Sebagian ulama dakwah nejed ada yang memiliki kesimpulan lain lagi meskipun tidak jauh berbeda dengan pendapat-pendapat di atas. Yaitu bahwa orang yang melakukan perbuatan syirik namun dia tidak mengerti maka orang semacam ini bukanlah orang muslim namun demikian dia juga bukan orang kafir. Akan tetapi di dunia dia diperlakukan sebagaimana orang-orang kafir. Di antara yang memiliki kesimpulan seperti ini adalah anak-anak Syaikh Muhammad bin Abdul Wahhab sendiri dan Hamd bin Nashir. Para Syaikh ini pernah ditanya mengenai orang tertentu yang melakukan perbuatan syirik karena tidak tahu. Para Syaikh tersebut menjawab: “Apabila dia melakukan kemusyrikan dan kekafiran itu karena ketidaktahuannya, atau karena tidak ada orang yang mengingatkannya, orang yang semacam ini tidak kami fonis kafir sampai ditegakkan hujjah kepadanya. Akan tetapi kami juga tidak menganggapnya sebagai orang muslim. Menurut pendapat kami perbuatan orang ini adalah perbuatan kafir yang mengakibatkan darah dan hartanya halal, meskipun kami tidak menghukumi apapun mengenai orang ini lantaran belum tegak hujjah padanya. Kepada orang semacam ini tidak dikatakan: Jika dia bukan orang kafir berarti dia muslim. Akan tetapi kita katakan: Perbuatan yang dilakukannya itu adalah perbuatan orang-orang kafir. Adapun penyematan status hukum terhadap orang seperti ini tergantung dengan sampainya hujjah risalah … Adapun mengenai apa yang kalian tanyakan: Apakah berguna bagi orang yang beriman tersebut semua amal kebaikan yang dia lakukan sebelum dia merealisasikan tauhid lantaran ketidaktahuannya? Jawabannya adalah: Orang tersebut tida bisa disebut sebagai orang Islam apalagi orang beriman. Namun yang bisa dikatakan adalah bahwa orang yang melakukan kekafiran atau memiliki keyakinan kafir sedangkan dia tidak tahu dan tidak ada yang mengingatkannya, itu apabila melakukan perbuatan baik akan Allah beri pahala jika dia memperbaiki keislamannya dan merealisasikan tauhidnya. Hal ini sebagaimana yang ditunjukkan oleh hadits yang diriwayatkan oleh Hakim bin Hizam, bahwasanya Nabi SAW bersabda kepadanya: ((Kamu telah mengislamkan semua amalan baikmu yang telah lalu)).

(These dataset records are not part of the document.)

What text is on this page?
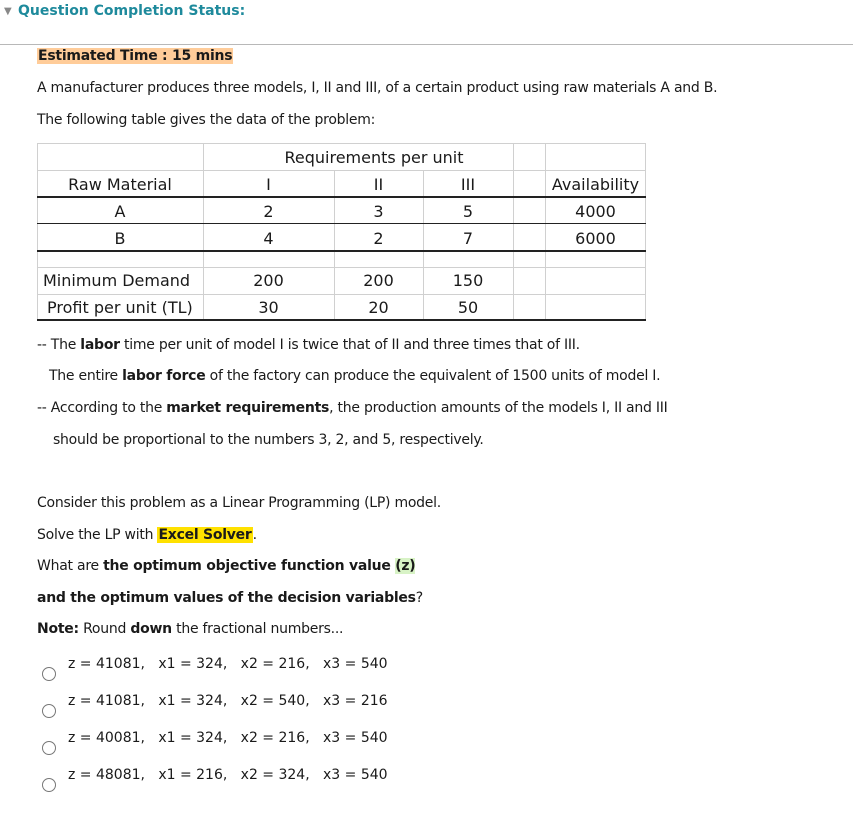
▼ Question Completion Status:
Estimated Time : 15 mins
A manufacturer produces three models, I, II and III, of a certain product using raw materials A and B.
The following table gives the data of the problem:
Requirements per unit
Raw Material	I	II	III	Availability
A	2	3	5	4000
B	4	2	7	6000
Minimum Demand	200	200	150
Profit per unit (TL)	30	20	50
-- The labor time per unit of model I is twice that of II and three times that of III.
The entire labor force of the factory can produce the equivalent of 1500 units of model I.
-- According to the market requirements, the production amounts of the models I, II and III
should be proportional to the numbers 3, 2, and 5, respectively.
Consider this problem as a Linear Programming (LP) model.
Solve the LP with Excel Solver.
What are the optimum objective function value (z)
and the optimum values of the decision variables?
Note: Round down the fractional numbers...
z = 41081,   x1 = 324,   x2 = 216,   x3 = 540
z = 41081,   x1 = 324,   x2 = 540,   x3 = 216
z = 40081,   x1 = 324,   x2 = 216,   x3 = 540
z = 48081,   x1 = 216,   x2 = 324,   x3 = 540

Adapun ibadah haji yang dia kerjakan saat dalam kondisi seperti itu, kami tidak menganggap telah menggugurkan kewajiban hajinya. Sehingga kami menyuruhnya untuk mengulangi kembali hajinya, karena kami tidak menganggapnya sebagai orang Islam saat dia dalam keadaan seperti itu. Sementara di antara syarat sahnya haji itu adalah Islam. Maka bagaimana kita dapat menganggap sah hajinya sementara dia melakukan dan meyakini kekafiran.

Namun demikian kami tidak menghukuminya sebagai orang kafir lantaran hujjah belum tegak padanya. Tapi kalau telah tegak hujjah padanya lalu dia tidak mau menempuh jalan yang benar, niscaya dengan yakin akan kami suruh mengulang hajinya untuk menggugurkan kewajibannya.” (Majmu’u Ar-Rosail Wa Al-Masail An-Najdiyah 5/574, dan silahkan lihat Ad-Duror As-Saniyah 10/136-137).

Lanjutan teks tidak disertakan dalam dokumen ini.